F. hat im letzten Jahr mehrere Monate Finnegans Wake vor der Nase gehabt, an das ich mich vermutlich nicht rantrauen werde, aber wir sprachen öfter darüber und über die Züricher James-Joyce-Stiftung, die F. mit einem seiner Freunde schon mehrfach besucht hat. Der Leiter der Stiftung Fritz Senn hat einen guten Tipp fürs Joyce-Lesen, wenn man eingeschüchtert vor dem Wälzer steht und gar nicht weiß, mit welcher Sekundärliteratur man anfangen soll, um die ganzen Anspielungen zu verstehen. Er meint: „Take the short cut. Read the book.“
Genau das habe ich gestern gemacht. Ich selbst besitze den Text der Erstausgabe von 1922, laut meiner Eintragung auf der ersten Buchseite seit 2004. Diese wurde aber von Joyce wieder und wieder überarbeitet – wenn ich dem Vorwort glauben darf, musste man ihm die Druckfahnen quasi aus der Hand reißen, und selbst dann hat er noch darauf rumgemalt, weswegen es diverse Textfassungen gibt. Seit Jahren gilt die Gabler-Edition von 1984 als der Text, der Joyces Vorstellung am nächsten kommt, auch wenn die Ausgabe große Kontroversen hervorrief. Die Editionsgeschichte in der englischen Wikipedia tut so, als wäre die Gabler-Edition Schrott, was, soweit ich weiß, selbst Schrott ist. Aber eigentlich weiß ich über das Thema noch viel zu wenig.

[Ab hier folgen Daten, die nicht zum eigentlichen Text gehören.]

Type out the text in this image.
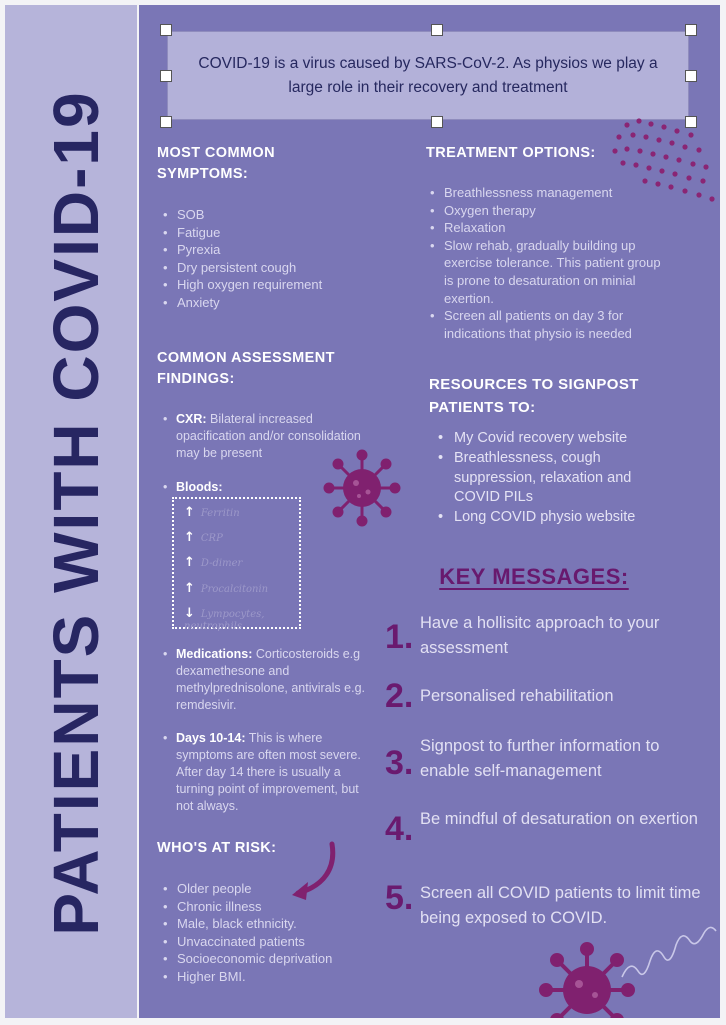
PATIENTS WITH COVID-19
COVID-19 is a virus caused by SARS-CoV-2. As physios we play a large role in their recovery and treatment
MOST COMMON
SYMPTOMS:
• SOB
• Fatigue
• Pyrexia
• Dry persistent cough
• High oxygen requirement
• Anxiety
TREATMENT OPTIONS:
• Breathlessness management
• Oxygen therapy
• Relaxation
• Slow rehab, gradually building up exercise tolerance. This patient group is prone to desaturation on minial exertion.
• Screen all patients on day 3 for indications that physio is needed
COMMON ASSESSMENT
FINDINGS:
• CXR: Bilateral increased opacification and/or consolidation may be present
• Bloods:
↑ Ferritin
↑ CRP
↑ D-dimer
↑ Procalcitonin
↓ Lympocytes, neutrophils
• Medications: Corticosteroids e.g dexamethesone and methylprednisolone, antivirals e.g. remdesivir.
• Days 10-14: This is where symptoms are often most severe. After day 14 there is usually a turning point of improvement, but not always.
WHO'S AT RISK:
• Older people
• Chronic illness
• Male, black ethnicity.
• Unvaccinated patients
• Socioeconomic deprivation
• Higher BMI.
RESOURCES TO SIGNPOST
PATIENTS TO:
• My Covid recovery website
• Breathlessness, cough suppression, relaxation and COVID PILs
• Long COVID physio website
KEY MESSAGES:
1. Have a hollisitc approach to your assessment
2. Personalised rehabilitation
3. Signpost to further information to enable self-management
4. Be mindful of desaturation on exertion
5. Screen all COVID patients to limit time being exposed to COVID.
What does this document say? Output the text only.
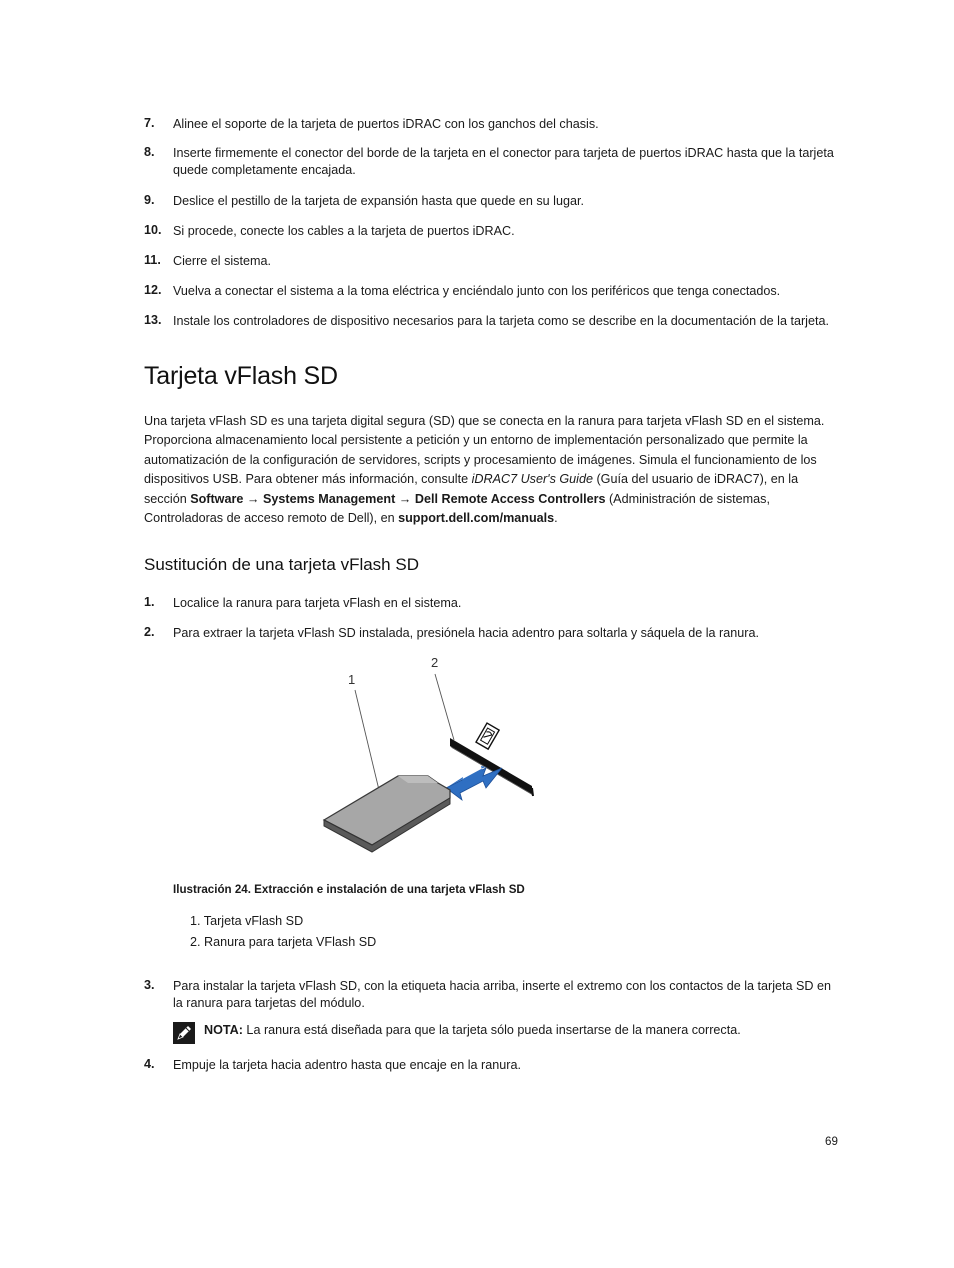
7. Alinee el soporte de la tarjeta de puertos iDRAC con los ganchos del chasis.
8. Inserte firmemente el conector del borde de la tarjeta en el conector para tarjeta de puertos iDRAC hasta que la tarjeta quede completamente encajada.
9. Deslice el pestillo de la tarjeta de expansión hasta que quede en su lugar.
10. Si procede, conecte los cables a la tarjeta de puertos iDRAC.
11. Cierre el sistema.
12. Vuelva a conectar el sistema a la toma eléctrica y enciéndalo junto con los periféricos que tenga conectados.
13. Instale los controladores de dispositivo necesarios para la tarjeta como se describe en la documentación de la tarjeta.
Tarjeta vFlash SD
Una tarjeta vFlash SD es una tarjeta digital segura (SD) que se conecta en la ranura para tarjeta vFlash SD en el sistema. Proporciona almacenamiento local persistente a petición y un entorno de implementación personalizado que permite la automatización de la configuración de servidores, scripts y procesamiento de imágenes. Simula el funcionamiento de los dispositivos USB. Para obtener más información, consulte iDRAC7 User's Guide (Guía del usuario de iDRAC7), en la sección Software → Systems Management → Dell Remote Access Controllers (Administración de sistemas, Controladoras de acceso remoto de Dell), en support.dell.com/manuals.
Sustitución de una tarjeta vFlash SD
1. Localice la ranura para tarjeta vFlash en el sistema.
2. Para extraer la tarjeta vFlash SD instalada, presiónela hacia adentro para soltarla y sáquela de la ranura.
1
2
Ilustración 24. Extracción e instalación de una tarjeta vFlash SD
1. Tarjeta vFlash SD
2. Ranura para tarjeta VFlash SD
3. Para instalar la tarjeta vFlash SD, con la etiqueta hacia arriba, inserte el extremo con los contactos de la tarjeta SD en la ranura para tarjetas del módulo.
NOTA: La ranura está diseñada para que la tarjeta sólo pueda insertarse de la manera correcta.
4. Empuje la tarjeta hacia adentro hasta que encaje en la ranura.
69
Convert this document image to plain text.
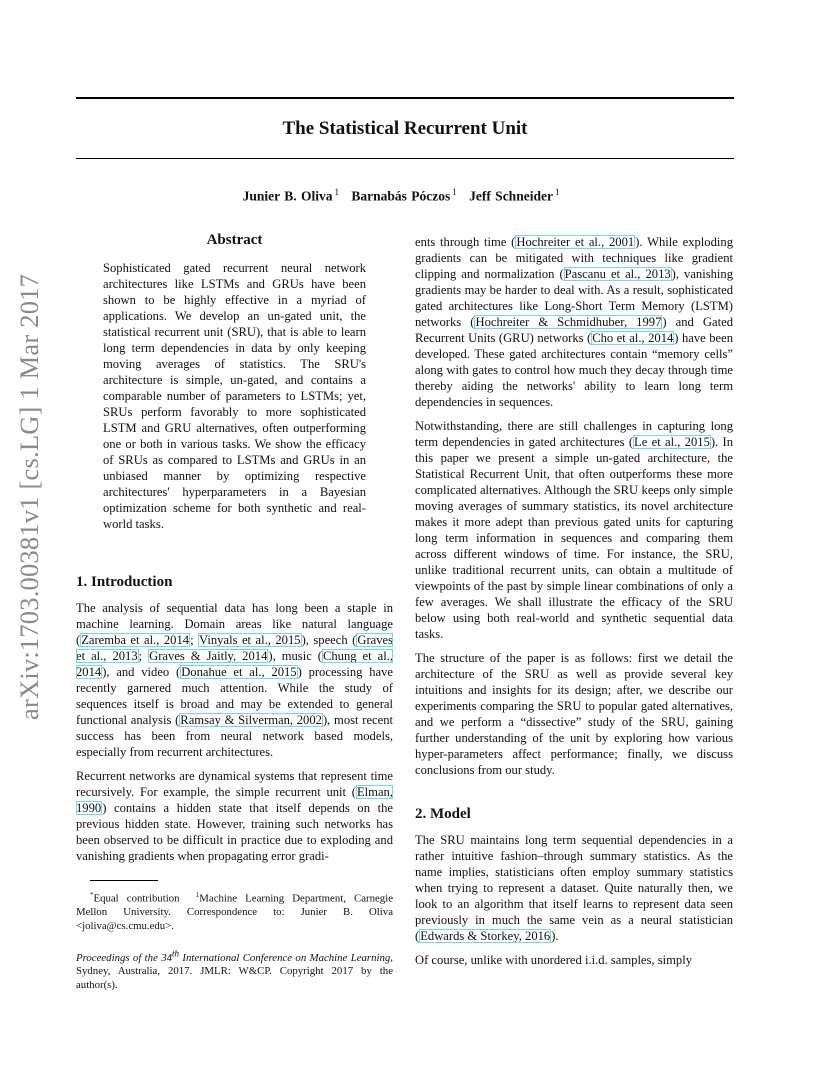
arXiv:1703.00381v1 [cs.LG] 1 Mar 2017
The Statistical Recurrent Unit
Junier B. Oliva $^1$ Barnabás Póczos $^1$ Jeff Schneider $^1$
Abstract

Sophisticated gated recurrent neural network architectures like LSTMs and GRUs have been shown to be highly effective in a myriad of applications. We develop an un-gated unit, the statistical recurrent unit (SRU), that is able to learn long term dependencies in data by only keeping moving averages of statistics. The SRU's architecture is simple, un-gated, and contains a comparable number of parameters to LSTMs; yet, SRUs perform favorably to more sophisticated LSTM and GRU alternatives, often outperforming one or both in various tasks. We show the efficacy of SRUs as compared to LSTMs and GRUs in an unbiased manner by optimizing respective architectures' hyperparameters in a Bayesian optimization scheme for both synthetic and real-world tasks.

1. Introduction

The analysis of sequential data has long been a staple in machine learning. Domain areas like natural language (Zaremba et al., 2014; Vinyals et al., 2015), speech (Graves et al., 2013; Graves & Jaitly, 2014), music (Chung et al., 2014), and video (Donahue et al., 2015) processing have recently garnered much attention. While the study of sequences itself is broad and may be extended to general functional analysis (Ramsay & Silverman, 2002), most recent success has been from neural network based models, especially from recurrent architectures.

Recurrent networks are dynamical systems that represent time recursively. For example, the simple recurrent unit (Elman, 1990) contains a hidden state that itself depends on the previous hidden state. However, training such networks has been observed to be difficult in practice due to exploding and vanishing gradients when propagating error gradi-

*Equal contribution $^1$Machine Learning Department, Carnegie Mellon University. Correspondence to: Junier B. Oliva <joliva@cs.cmu.edu>.

Proceedings of the 34th International Conference on Machine Learning, Sydney, Australia, 2017. JMLR: W&CP. Copyright 2017 by the author(s).

ents through time (Hochreiter et al., 2001). While exploding gradients can be mitigated with techniques like gradient clipping and normalization (Pascanu et al., 2013), vanishing gradients may be harder to deal with. As a result, sophisticated gated architectures like Long-Short Term Memory (LSTM) networks (Hochreiter & Schmidhuber, 1997) and Gated Recurrent Units (GRU) networks (Cho et al., 2014) have been developed. These gated architectures contain “memory cells” along with gates to control how much they decay through time thereby aiding the networks' ability to learn long term dependencies in sequences.

Notwithstanding, there are still challenges in capturing long term dependencies in gated architectures (Le et al., 2015). In this paper we present a simple un-gated architecture, the Statistical Recurrent Unit, that often outperforms these more complicated alternatives. Although the SRU keeps only simple moving averages of summary statistics, its novel architecture makes it more adept than previous gated units for capturing long term information in sequences and comparing them across different windows of time. For instance, the SRU, unlike traditional recurrent units, can obtain a multitude of viewpoints of the past by simple linear combinations of only a few averages. We shall illustrate the efficacy of the SRU below using both real-world and synthetic sequential data tasks.

The structure of the paper is as follows: first we detail the architecture of the SRU as well as provide several key intuitions and insights for its design; after, we describe our experiments comparing the SRU to popular gated alternatives, and we perform a “dissective” study of the SRU, gaining further understanding of the unit by exploring how various hyper-parameters affect performance; finally, we discuss conclusions from our study.

2. Model

The SRU maintains long term sequential dependencies in a rather intuitive fashion–through summary statistics. As the name implies, statisticians often employ summary statistics when trying to represent a dataset. Quite naturally then, we look to an algorithm that itself learns to represent data seen previously in much the same vein as a neural statistician (Edwards & Storkey, 2016).

Of course, unlike with unordered i.i.d. samples, simply
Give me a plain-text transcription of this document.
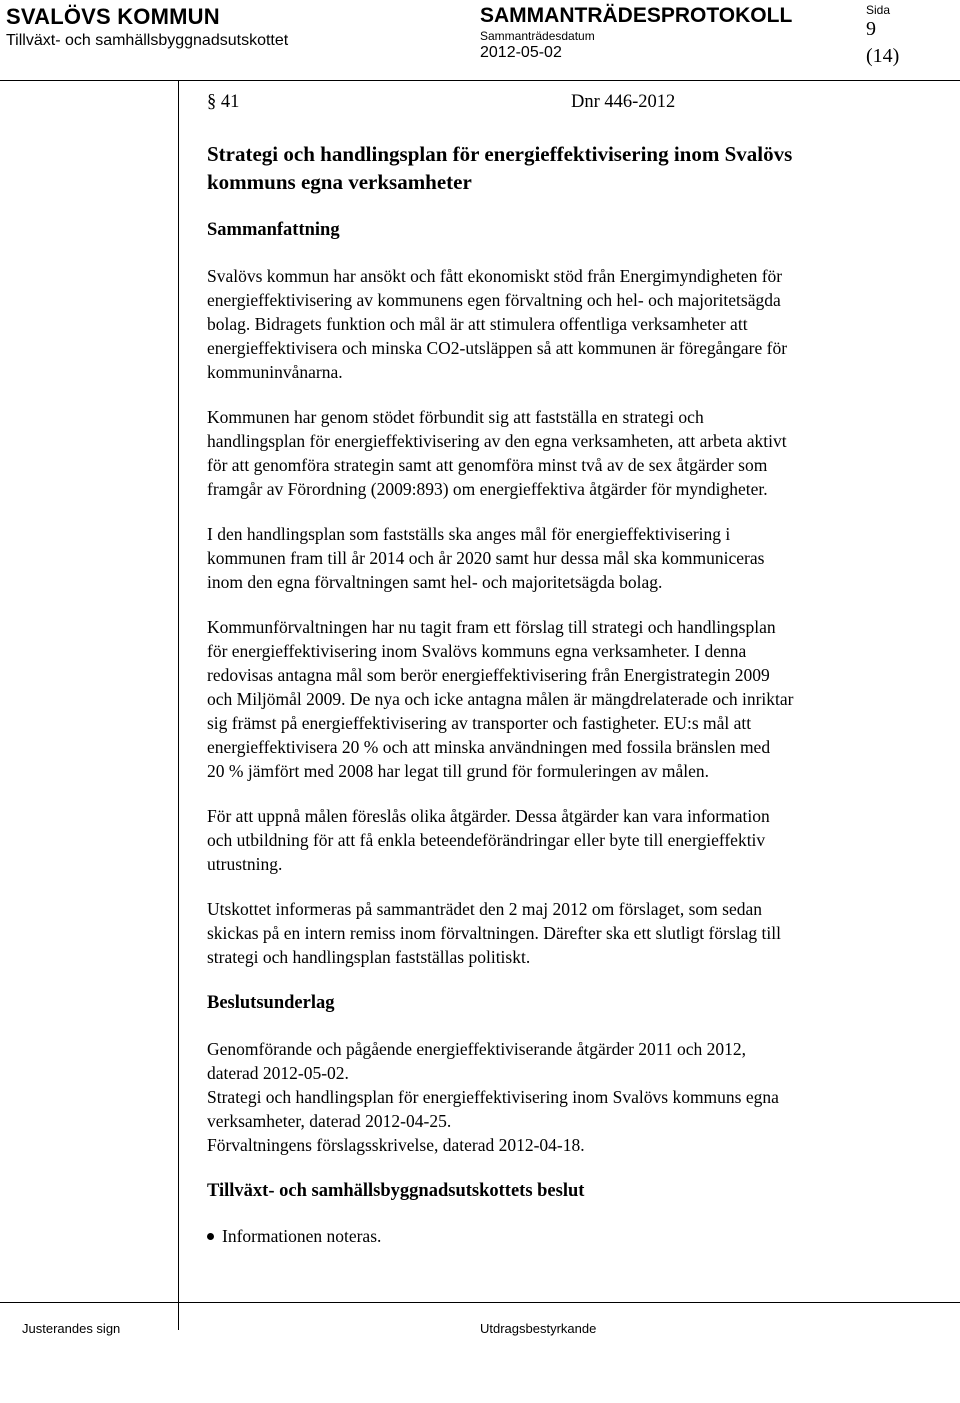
SVALÖVS KOMMUN
Tillväxt- och samhällsbyggnadsutskottet
SAMMANTRÄDESPROTOKOLL
Sammanträdesdatum
2012-05-02
Sida
9
(14)
§ 41	Dnr 446-2012
Strategi och handlingsplan för energieffektivisering inom Svalövs
kommuns egna verksamheter
Sammanfattning
Svalövs kommun har ansökt och fått ekonomiskt stöd från Energimyndigheten för
energieffektivisering av kommunens egen förvaltning och hel- och majoritetsägda
bolag. Bidragets funktion och mål är att stimulera offentliga verksamheter att
energieffektivisera och minska CO2-utsläppen så att kommunen är föregångare för
kommuninvånarna.
Kommunen har genom stödet förbundit sig att fastställa en strategi och
handlingsplan för energieffektivisering av den egna verksamheten, att arbeta aktivt
för att genomföra strategin samt att genomföra minst två av de sex åtgärder som
framgår av Förordning (2009:893) om energieffektiva åtgärder för myndigheter.
I den handlingsplan som fastställs ska anges mål för energieffektivisering i
kommunen fram till år 2014 och år 2020 samt hur dessa mål ska kommuniceras
inom den egna förvaltningen samt hel- och majoritetsägda bolag.
Kommunförvaltningen har nu tagit fram ett förslag till strategi och handlingsplan
för energieffektivisering inom Svalövs kommuns egna verksamheter. I denna
redovisas antagna mål som berör energieffektivisering från Energistrategin 2009
och Miljömål 2009. De nya och icke antagna målen är mängdrelaterade och inriktar
sig främst på energieffektivisering av transporter och fastigheter. EU:s mål att
energieffektivisera 20 % och att minska användningen med fossila bränslen med
20 % jämfört med 2008 har legat till grund för formuleringen av målen.
För att uppnå målen föreslås olika åtgärder. Dessa åtgärder kan vara information
och utbildning för att få enkla beteendeförändringar eller byte till energieffektiv
utrustning.
Utskottet informeras på sammanträdet den 2 maj 2012 om förslaget, som sedan
skickas på en intern remiss inom förvaltningen. Därefter ska ett slutligt förslag till
strategi och handlingsplan fastställas politiskt.
Beslutsunderlag
Genomförande och pågående energieffektiviserande åtgärder 2011 och 2012,
daterad 2012-05-02.
Strategi och handlingsplan för energieffektivisering inom Svalövs kommuns egna
verksamheter, daterad 2012-04-25.
Förvaltningens förslagsskrivelse, daterad 2012-04-18.
Tillväxt- och samhällsbyggnadsutskottets beslut
Informationen noteras.
Justerandes sign	Utdragsbestyrkande
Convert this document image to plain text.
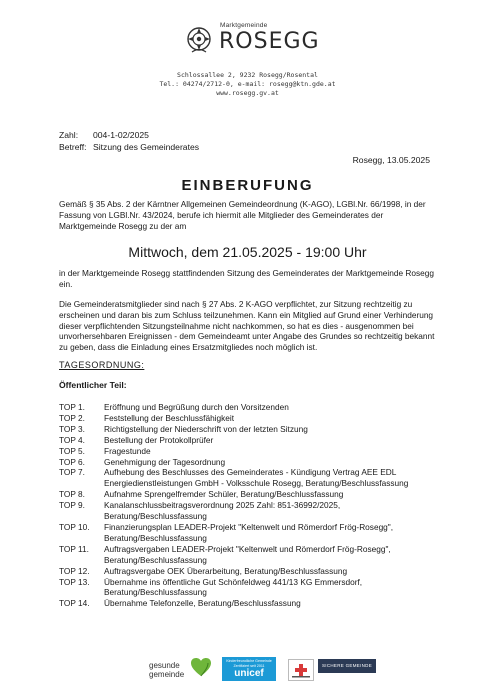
Marktgemeinde
ROSEGG
Schlossallee 2, 9232 Rosegg/Rosental
Tel.: 04274/2712-0, e-mail: rosegg@ktn.gde.at
www.rosegg.gv.at
Zahl: 004-1-02/2025
Betreff: Sitzung des Gemeinderates
Rosegg, 13.05.2025
EINBERUFUNG
Gemäß § 35 Abs. 2 der Kärntner Allgemeinen Gemeindeordnung (K-AGO), LGBl.Nr. 66/1998, in der Fassung von LGBl.Nr. 43/2024, berufe ich hiermit alle Mitglieder des Gemeinderates der Marktgemeinde Rosegg zu der am
Mittwoch, dem 21.05.2025 - 19:00 Uhr
in der Marktgemeinde Rosegg stattfindenden Sitzung des Gemeinderates der Marktgemeinde Rosegg ein.
Die Gemeinderatsmitglieder sind nach § 27 Abs. 2 K-AGO verpflichtet, zur Sitzung rechtzeitig zu erscheinen und daran bis zum Schluss teilzunehmen. Kann ein Mitglied auf Grund einer Verhinderung dieser verpflichtenden Sitzungsteilnahme nicht nachkommen, so hat es dies - ausgenommen bei unvorhersehbaren Ereignissen - dem Gemeindeamt unter Angabe des Grundes so rechtzeitig bekannt zu geben, dass die Einladung eines Ersatzmitgliedes noch möglich ist.
TAGESORDNUNG:
Öffentlicher Teil:
TOP 1.	Eröffnung und Begrüßung durch den Vorsitzenden
TOP 2.	Feststellung der Beschlussfähigkeit
TOP 3.	Richtigstellung der Niederschrift von der letzten Sitzung
TOP 4.	Bestellung der Protokollprüfer
TOP 5.	Fragestunde
TOP 6.	Genehmigung der Tagesordnung
TOP 7.	Aufhebung des Beschlusses des Gemeinderates - Kündigung Vertrag AEE EDL Energiedienstleistungen GmbH - Volksschule Rosegg, Beratung/Beschlussfassung
TOP 8.	Aufnahme Sprengelfremder Schüler, Beratung/Beschlussfassung
TOP 9.	Kanalanschlussbeitragsverordnung 2025 Zahl: 851-36992/2025, Beratung/Beschlussfassung
TOP 10.	Finanzierungsplan LEADER-Projekt "Keltenwelt und Römerdorf Frög-Rosegg", Beratung/Beschlussfassung
TOP 11.	Auftragsvergaben LEADER-Projekt "Keltenwelt und Römerdorf Frög-Rosegg", Beratung/Beschlussfassung
TOP 12.	Auftragsvergabe OEK Überarbeitung, Beratung/Beschlussfassung
TOP 13.	Übernahme ins öffentliche Gut Schönfeldweg 441/13 KG Emmersdorf, Beratung/Beschlussfassung
TOP 14.	Übernahme Telefonzelle, Beratung/Beschlussfassung
gesunde
gemeinde
Kinderfreundliche Gemeinde Zertifiziert seit 2011
unicef
SICHERE GEMEINDE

Wie dem auch sei: Ich lese seit gestern die Gabler-Edition von F., die keine Fußnoten hat, gucke aber nach jedem Kapitel in die Endnotes meiner Edition, um im Nachhinein zu verstehen, was ich da gerade gelesen habe. Es macht aber ziemlichen Spaß, sich einfach so in Joyce fallenzulassen, seine Sprache zu genießen, auch wenn ich bei manchen Zeilen nicht weiß, was die schönen Wörter mir sagen wollen. But look how pretty:
„Woodshadows floated silently by through the morning peace from the stairhead seaward where he gazed. Inshore and farther out the mirror of water whitened, spurned by lightshod hurrying feet. White breast of the dim sea. The twining stresses, two by two. A hand plucking the harpstrings, merging their twining chords. Wavewhite wedded words shimmering on the dim tide.“
Oder hier, als Dedalus an seine tote Mutter denkt:
„Folded away in the memory of nature with her toys. Memories beset his brooding brain. Her glass of water from the kitchen tap when she had approached the sacrament. A cored apple, filled with brown sugar, roasting for her at the hob on a dark autumn evening. Her shapely fingernails reddened by the blood of squashed lice from the children’s shirts.“
Oder so Nebenbeisätze, die mich kurz innehalten lassen – wenn Dedalus sich selbst im Spiegel sieht und denkt: „Who chose this face for me?“
Ich freue mich jetzt schon auf den Feierabend, wenn ich das dritte Kapitel beginnen werde.